El Señor-Mensajero trae la gloria divina a su Templo y con su luz hace patente la verdad de cada uno. Cuando llega a su santuario todos estamos de pie como el fariseo (cf. Lc 18, 10-14), creyendo que nuestra justicia depende de nosotros, sin reconocernos pecadores o haciéndolo únicamente hasta cierto punto, hasta el límite al que puede llegar la razón natural. Solamente su manifestación, al ponernos en contraste con Él, desvela, ante nosotros, lo que verdaderamente somos. La raíz de la soberbia y la incapacidad para amar con amor divino cobran relieve con la cálida Luz del Amor.
¿Quién puede por sí solo ocupar el puesto del publicano? ¿Quién puede, con sus fuerzas de creatura, recorrer la distancia más larga del universo, la que hay entre el fariseo y el publicado compungido? Guiados por nuestro entendimiento podemos llegar a conocer cómo obramos contra la ley natural. Sí, hemos visto que nuestros actos no eran conformes a norma; tal vez hasta nos hayamos teñido de culpabilidad y negrura. Pero, aunque reconozcamos, guiados por la mera inteligencia, que hemos actuado contra lo dispuesto por el creador, no sabemos con total radicalidad que somos pecadores, ni que hemos pecado, en el sentido más fuerte posible, por mucho que reconozcamos que hemos realizado acciones moralmente malas. Y además, ¿cómo encontrar la salida?, ¿cómo hacernos justos a nosotros mismos?

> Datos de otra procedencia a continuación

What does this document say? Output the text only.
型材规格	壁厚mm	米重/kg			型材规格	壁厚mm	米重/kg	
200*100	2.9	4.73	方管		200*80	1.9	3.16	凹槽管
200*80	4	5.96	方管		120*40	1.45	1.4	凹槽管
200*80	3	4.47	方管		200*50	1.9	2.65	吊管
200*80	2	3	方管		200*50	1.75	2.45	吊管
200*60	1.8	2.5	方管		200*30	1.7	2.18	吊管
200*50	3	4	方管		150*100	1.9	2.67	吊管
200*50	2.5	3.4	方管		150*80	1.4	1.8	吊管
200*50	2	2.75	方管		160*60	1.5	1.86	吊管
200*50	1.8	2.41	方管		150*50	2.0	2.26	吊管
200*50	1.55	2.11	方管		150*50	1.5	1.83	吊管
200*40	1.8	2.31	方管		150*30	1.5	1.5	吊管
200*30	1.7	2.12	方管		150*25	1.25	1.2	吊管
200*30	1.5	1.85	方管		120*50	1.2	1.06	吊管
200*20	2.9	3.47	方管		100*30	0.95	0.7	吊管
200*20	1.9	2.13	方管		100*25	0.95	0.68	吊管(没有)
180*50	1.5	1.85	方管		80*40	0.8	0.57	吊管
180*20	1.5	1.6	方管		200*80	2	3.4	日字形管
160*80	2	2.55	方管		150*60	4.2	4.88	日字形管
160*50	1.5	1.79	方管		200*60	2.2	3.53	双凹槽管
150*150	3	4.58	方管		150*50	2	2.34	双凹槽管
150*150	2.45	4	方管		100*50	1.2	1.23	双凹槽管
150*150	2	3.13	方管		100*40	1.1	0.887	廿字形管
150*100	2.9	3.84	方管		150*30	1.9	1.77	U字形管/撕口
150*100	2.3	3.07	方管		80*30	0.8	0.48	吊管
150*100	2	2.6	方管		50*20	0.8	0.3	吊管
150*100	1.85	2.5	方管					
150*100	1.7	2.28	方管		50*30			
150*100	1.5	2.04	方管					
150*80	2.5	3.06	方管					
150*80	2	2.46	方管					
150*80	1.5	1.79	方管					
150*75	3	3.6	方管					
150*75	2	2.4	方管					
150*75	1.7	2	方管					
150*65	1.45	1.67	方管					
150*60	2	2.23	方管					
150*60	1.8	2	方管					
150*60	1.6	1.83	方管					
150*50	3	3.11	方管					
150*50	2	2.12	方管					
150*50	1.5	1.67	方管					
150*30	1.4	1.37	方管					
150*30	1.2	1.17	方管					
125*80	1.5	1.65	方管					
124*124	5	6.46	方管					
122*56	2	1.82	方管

Necesitamos escuchar la voz de la conciencia. Sólo Dios nos descubre la verdad en plenitud, porque ser pecador es ser de una determinada manera en relación a Él, Amor puro; porque pecar es actuar de una determinada manera en relación a Él, Amar puro. Y eso lo conocemos porque nos lo muestra y con la fe nos capacita para conocerlo a Él. Y, cuando esto tiene lugar, a la par de su justicia, que nos dona la verdad, nos muestra su misericordia, que de esperanza nos llena. La Ley se limitaba a hacer conocer el pecado (cf. Rm 3,20). La Verdad, Jesús, nos postra como a Pedro en la barca (cf. Lc 5,8), la esperanza nos invita a abrir los labios como el publicano en el Templo: «¡Dios mío, ten piedad de mí, que soy un pecador!» (Lc 18,13).